The second approach is to look for intrinsic characteristics of phishing attacks. Cantina+ [22] proposes a system using Bayesian Network mixing 15 features. Gowtham et al. [23] proposed a detection system using a Support Vector Machines (SVM) classifier and similar features to Cantina+. Their system achieved 99.65% true positive and 0.42% false positive. Daisuke et al. [24] conducted an evaluation of nine machine learning-based methods; in their study, AdaBoost provided the best performance. Some research also applies machine learning techniques for detecting phishing emails instead of the phishing site [29,30,31]. Danesh et al. [32] analyzed more than 380,000 phishing emails over a 15 months period.
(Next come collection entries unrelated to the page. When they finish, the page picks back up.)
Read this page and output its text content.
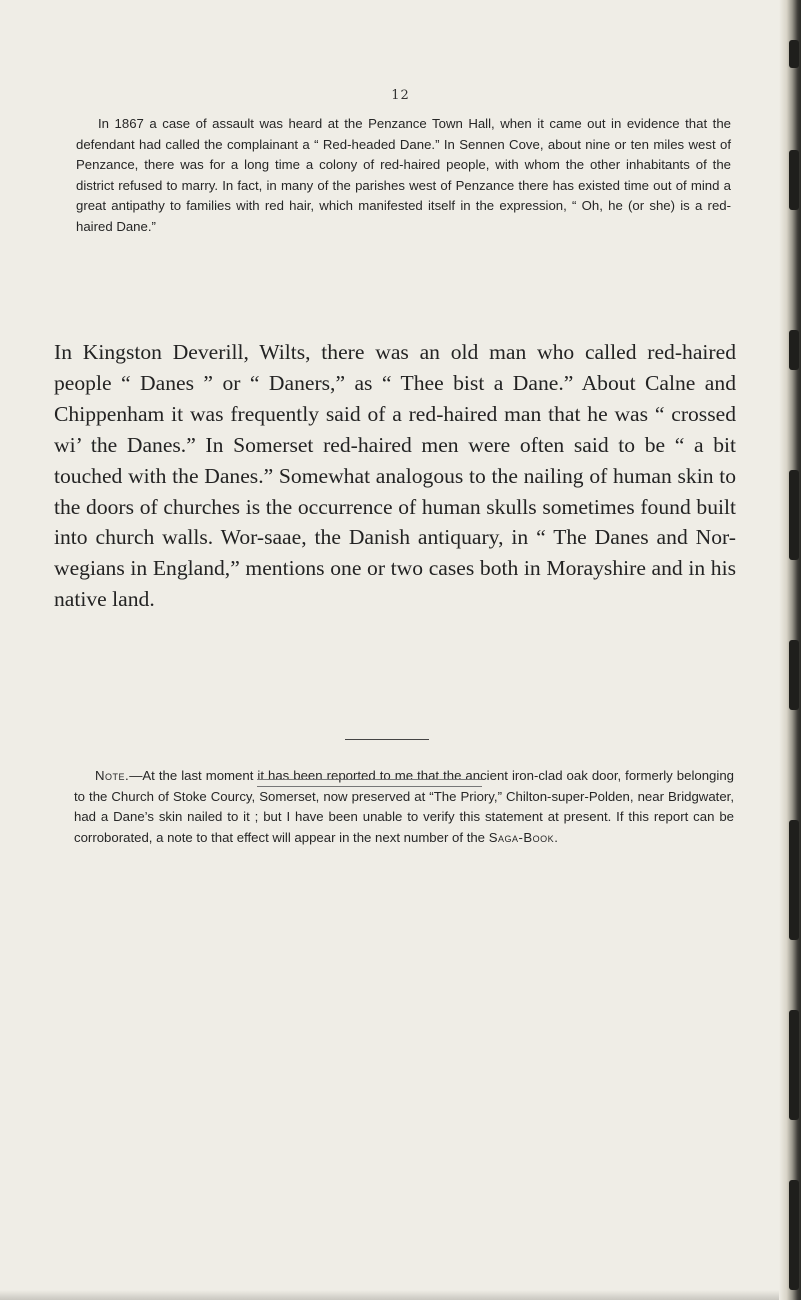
12

In 1867 a case of assault was heard at the Penzance Town Hall, when it came out in evidence that the defendant had called the complainant a “ Red-headed Dane.” In Sennen Cove, about nine or ten miles west of Penzance, there was for a long time a colony of red-haired people, with whom the other inhabitants of the district refused to marry. In fact, in many of the parishes west of Penzance there has existed time out of mind a great antipathy to families with red hair, which manifested itself in the expression, “ Oh, he (or she) is a red-haired Dane.”

In Kingston Deverill, Wilts, there was an old man who called red-haired people “ Danes ” or “ Daners,” as “ Thee bist a Dane.” About Calne and Chippenham it was frequently said of a red-haired man that he was “ crossed wi’ the Danes.” In Somerset red-haired men were often said to be “ a bit touched with the Danes.” Somewhat analogous to the nailing of human skin to the doors of churches is the occurrence of human skulls sometimes found built into church walls. Wor-saae, the Danish antiquary, in “ The Danes and Nor-wegians in England,” mentions one or two cases both in Morayshire and in his native land.

Note.—At the last moment it has been reported to me that the ancient iron-clad oak door, formerly belonging to the Church of Stoke Courcy, Somerset, now preserved at “The Priory,” Chilton-super-Polden, near Bridgwater, had a Dane’s skin nailed to it ; but I have been unable to verify this statement at present. If this report can be corroborated, a note to that effect will appear in the next number of the Saga-Book.
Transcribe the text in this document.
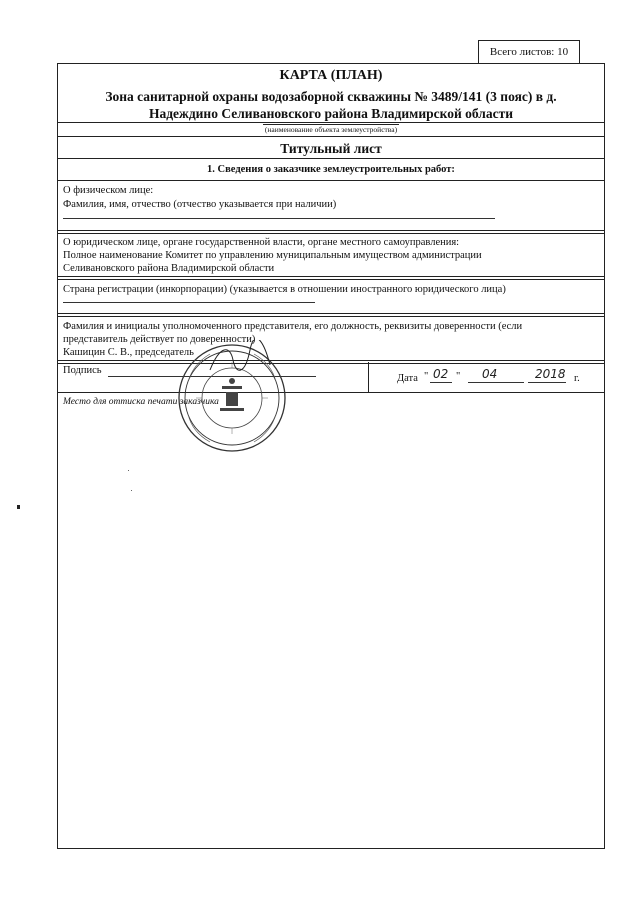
Всего листов: 10
КАРТА (ПЛАН)
Зона санитарной охраны водозаборной скважины № 3489/141 (3 пояс) в д.
Надеждино Селивановского района Владимирской области
(наименование объекта землеустройства)
Титульный лист
1. Сведения о заказчике землеустроительных работ:
О физическом лице:
Фамилия, имя, отчество (отчество указывается при наличии)
О юридическом лице, органе государственной власти, органе местного самоуправления:
Полное наименование Комитет по управлению муниципальным имуществом администрации
Селивановского района Владимирской области
Страна регистрации (инкорпорации) (указывается в отношении иностранного юридического лица)
Фамилия и инициалы уполномоченного представителя, его должность, реквизиты доверенности (если
представитель действует по доверенности)
Кашицин С. В., председатель
Подпись
Дата " 02 " 04	2018 г.
Место для оттиска печати заказчика
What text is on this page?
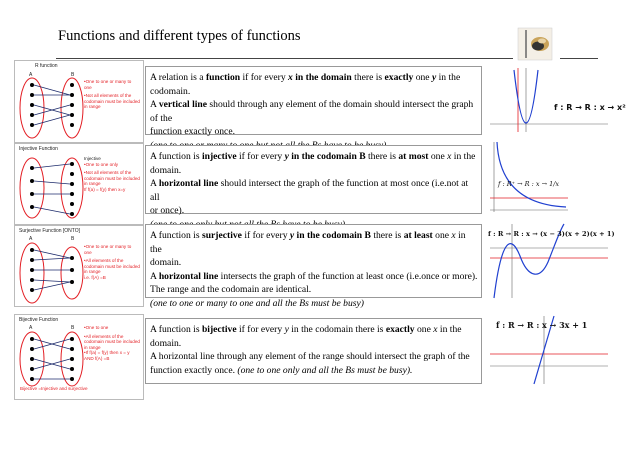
Functions and different types of functions
R function
A	B
•One to one or many to one
•Not all elements of the codomain must be included in range
Injective Function
Injective
•One to one only
•Not all elements of the codomain must be included in range
If f(a) = f(y) then x=y
Surjective Function [ONTO]
A	B
•One to one or many to one
•All elements of the codomain must be included in range
i.e. f(A) =B
Bijective Function
A	B •One to one
•All elements of the codomain must be included in range
•If f(a) = f(y) then x = y AND f(A) =B
Bijective =Injective and surjective

A relation is a function if for every x in the domain there is exactly one y in the
codomain.
A vertical line should through any element of the domain should intersect the graph of the
function exactly once.

A function is injective if for every y in the codomain B there is at most one x in the
domain.
A horizontal line should intersect the graph of the function at most once (i.e.not at all
or once).

A function is surjective if for every y in the codomain B there is at least one x in the
domain.
A horizontal line intersects the graph of the function at least once (i.e.once or more).
The range and the codomain are identical.
(one to one or many to one and all the Bs must be busy)

A function is bijective if for every y in the codomain there is exactly one x in the
domain.
A horizontal line through any element of the range should intersect the graph of the
function exactly once. (one to one only and all the Bs must be busy).

f : R → R : x → x²
f : R⁺ → R : x → 1/x
f : R → R : x → (x − 3)(x + 2)(x + 1)
f : R → R : x → 3x + 1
They found that some attacks keep similar messages over a long period of time, while the other attacks use different messages over time to avoid being detected by email filters.

Finally, some new approaches have been proposed recently, in which a phishing attack is compared to known ones. Our previous paper [1] found that most phishing attacks are duplicates or variations of previously reported attacks. Thus, new attack instances can be detected using these similarities. Corona et al. [25] proposed a method to detect attacks hosted on compromised servers, which compares the page of the attack with the homepage that hosts it and the pages linked by it.

5.2 Phishing Kits

Some of the literature looks at the server side of phishing. Cova et al. [26] collected 584 “phishing kits”. They analyzed the structure of the source code as well as the obfuscation techniques used. Mccalley et al. [27] did a similar and more detailed analysis of these obfuscation technique. Han et al. [28] collected phishing kits using a honeypot on which 643 unique phishing kits were uploaded. They analyzed the kits’ lifespans, victims’ behaviors and attackers’ behaviors.

To the best of our knowledge, the only work comparable to ours is the research conducted in [32] regarding the evolution of phishing emails. This paper is the first one that gives a good picture of the evolution of phishing sites. Our study provides a detailed analysis of how attackers modify and improve their attacks, and what can motivate these modifications.

6 Conclusion and Future Work

In this paper, we have proposed a new cluster model, the Semi-Complete Linkage graph (SCL), to analyze similar phishing attack instances. This model gives us an opportunity to track the evolution of these attacks over time. We discovered that the two main reasons for attackers to update their attacks are aiming at new target and adding new features, e.g. collecting additional information or improving the interface.

Our analysis shows that most attack instances are derived from a small set of “master” attacks, with only a couple of successive versions being deployed. This shows that attackers do not tend to update and improve a baseline of their attacks, and instead keep reworking from the same base version. This suggests that the phishing ecosystem follows a producers-buyers economic model: the producers build and adapt crimewares and sell them to buyers who launch cyber-attacks but barely update them.

Finally, we have also shown that each attack tends to be modified on its own, independently from other attacks; each cluster of attacks uses its own page template and is improved without a general plan across attacks. This could be because a different attacker is beyond each attack, or more likely because attackers follow poor software engineering standards.

Our database comes from Phishtank and X-force, and it has some bias towards some brands [33] and some part of the world (in particular, it lacks data from China and Russia). Therefore, we plan to redo the experiment using a more comprehensive database in the future.